Mañana se celebra el Día Internacional de la Agricultura, una actividad surgida hace unos 12.000 años durante el Neolítico y que cambió para siempre la vida de nuestros ancestros y continúa hoy.
Un siglo XXI, marcado desde el pasado por la tecnología y últimamente, por la creación y desarrollo de mundos virtuales que van más allá del real. Y una de esas creaciones es uno de los juegos que más éxito tienen en la actualidad: Minecraft.
El mundo de Minecraft es infinito y se basa en bloques, la inmensa mayoría de ellos con forma de cubo y de las mismas dimensiones.

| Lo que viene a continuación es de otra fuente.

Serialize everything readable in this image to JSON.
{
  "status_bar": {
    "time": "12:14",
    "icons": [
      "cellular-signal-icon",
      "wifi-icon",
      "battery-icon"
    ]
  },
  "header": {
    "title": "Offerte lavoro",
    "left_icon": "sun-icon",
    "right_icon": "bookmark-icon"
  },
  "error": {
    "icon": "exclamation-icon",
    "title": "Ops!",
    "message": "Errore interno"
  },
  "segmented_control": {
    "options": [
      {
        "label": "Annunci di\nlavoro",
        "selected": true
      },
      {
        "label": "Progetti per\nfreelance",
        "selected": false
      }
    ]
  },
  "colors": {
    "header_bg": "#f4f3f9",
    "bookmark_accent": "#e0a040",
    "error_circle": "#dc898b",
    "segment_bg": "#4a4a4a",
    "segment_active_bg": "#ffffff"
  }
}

Para quien no lo conozcan, se trata básicamente de crear un mundo a base de bloques pixelados, la mayoría en forma de cubo y mismas dimensiones, con las herramientas que se facilitan, con varios modos: en supervivencia (en donde hay enemigos) o creativo. Para ambos, el propio juego facilita los materiales básicos, haciendo que se pueda conseguir madera pero sin talar un solo árbol.
¿Y qué tiene qué ver Minecraft con la agricultura?
El famoso videojuego, con 141 millones de usuarios activos en el mundo (mayormente pre y adolescentes), ya sea en el modo creativo o de supervivencia, sobre todo este último, la creación de un huerto o incluso un invernadero puede ser no sólo importante, sino imprescindible para no morir de hambre.
Incluso, los youtubers expertos en juego explican en sus tutoriales cómo ser más eficientes en los cultivos usando el mínimo de agua para una mayor producción y rentabilidad.
Estos tutoriales ayudan a escoger el tipo de suelo, que no contenga rocas o colocar un «cubo» de agua en medio de la finca o parcela, que es más eficiente que instalar la tierra junto a un río, cómo colocar vallas construir un invernadero para evitar que otros jugadores o los denominados «mobs» (monstruos que atacan a los jugadores) «pisoteen» y arruinen las cosechas.
También según el tipo de cultivo se usará más agua o menos, o según el lugar, si recibe más o menos luz. Como sucede en los invernaderos del norte de Europa, necesitará del apoyo de luz artificial.
Se puede fertilizar de forma «más natural» usando harina de huesos, seleccionar y plantar las propias semillas; en definitiva, al igual que el mundo real, una agricultura que busca ser más eficiente y se convierte en fundamental para la supervivencia de estos mundos.
Tanto en el mundo real como en el virtual, feliz Día Internacional de la Agricultura.